Isolamento Infantil
Fraca resiliência emocional faz com que a criança sinta de forma muito intensa as dessintonias na relação com os outros.
Normalmente, são crianças que preferem o contacto com o adulto, a quem sentem como securizante. São crianças com pouca voz, pouca presença, pouco carisma. Em duas palavras, são crianças sobretudo inseguras e sós. Nem sempre os pais destas crianças as trazem ao psicólogo, encontrando justificações na personalidade dos seus filhos, ou numa fase de desenvolvimento que estarão, supostamente, a passar, ou identificando-se a eles (“eu também era assim”). Porém, em meu entender, o isolamento social é sempre um sinal preocupante. Somos seres de relação e é na nela que encontramos prazer, dinamismo, desafio e crescimento/expansão.
O desenvolvimento infantil desejavelmente ocorre no sentido positivo e expansivo: em termos da expressão da vontade e das capacidades próprias; do reconhecimento das competências sociais, descobrindo no outro um parceiro de brincadeira e de descoberta; de desejo de explorar o meio que o rodeia, humano e físico. Quando a criança se sente alegre, segura e confiante, o mundo está ao seu alcance para ser descoberto e é-lhe natural transformar as dificuldades em desafios para ultrapassar. Tem mais capacidade para gerir as diferenças e os temperamentos das outras crianças. Não se isola; transforma. Não se assusta perante a dessintonia relacional e trabalha ativamente no sentido de alcançar nova sintonia.
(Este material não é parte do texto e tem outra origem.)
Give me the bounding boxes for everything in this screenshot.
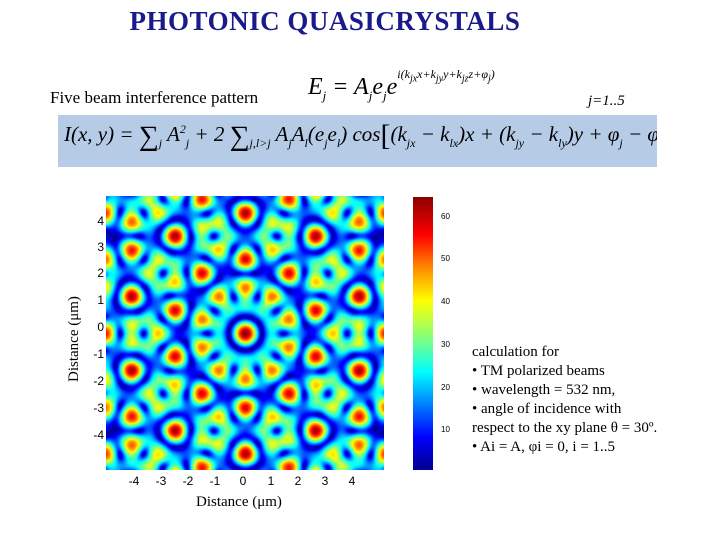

Quando uma criança se isola é porque sente dificuldade em gerir as exigências emocionais que a relação com os outros lhe coloca. Isso pode acontecer por muitas razões, mas percebemos de antemão que a sua auto-estima está fragilizada e que tem um estilo inseguro e evitante de lidar com os outros. Isola-se e evita porque sente que a relação com o outro é de uma exigência emocional à qual não consegue dar a resposta satisfatória – não consegue sentir-se competente na sua capacidade de ser interessante e gostada pelo outro. Sente-se falhada e aquém. Sente-se diminuída e inferiorizada.
A criança procura proteger-se emocionalmente da deceção e da humilhação sentidas no confronto direto com a qualidade dinâmica das relações (têm altos e baixos) e face à tomada de consciência da sua inabilidade. Efetivamente, fraca resiliência emocional faz com que a criança sinta de forma muito intensa e profunda as dessintonias na relação com os outros. Não são vividas como parte do processo/vida (onde sempre existe uma oscilação entre sintonia e dessintonia, até se criarem novas sintonias), mas como falhanço pessoal e relacional, corroborando internamente a crença no seu fraco valor e competência para gerir os desafios e as frustrações nas relações com os outros.
À deceção geralmente está associada a zanga face a si mesmo e ao outro, muitas vezes inconsciente, que faz com estas crianças tenham um sentido crítico (culpa) em relação a si mesmas, mas também em relação aos outros, destruidor, dificultando a emergência de uma perspetiva mais construtiva (ao invés de destrutiva) e de estratégias de gestão das relações mais criativas e plásticas.
Da minha prática clínica, estas dificuldades manifestam uma intricada ligação entre características genéticas (introversão) e estilo relacional inseguro e evitante desenvolvido na relação de vinculação com as figuras precoces significativas (que provavelmente também apresentam um estilo maioritariamente inseguro e evitante de relação), beneficiando de um trabalho psicoterapêutico assente no entusiasmo pelo estímulo das competências que ficaram em suspenso no desenvolvimento do sujeito.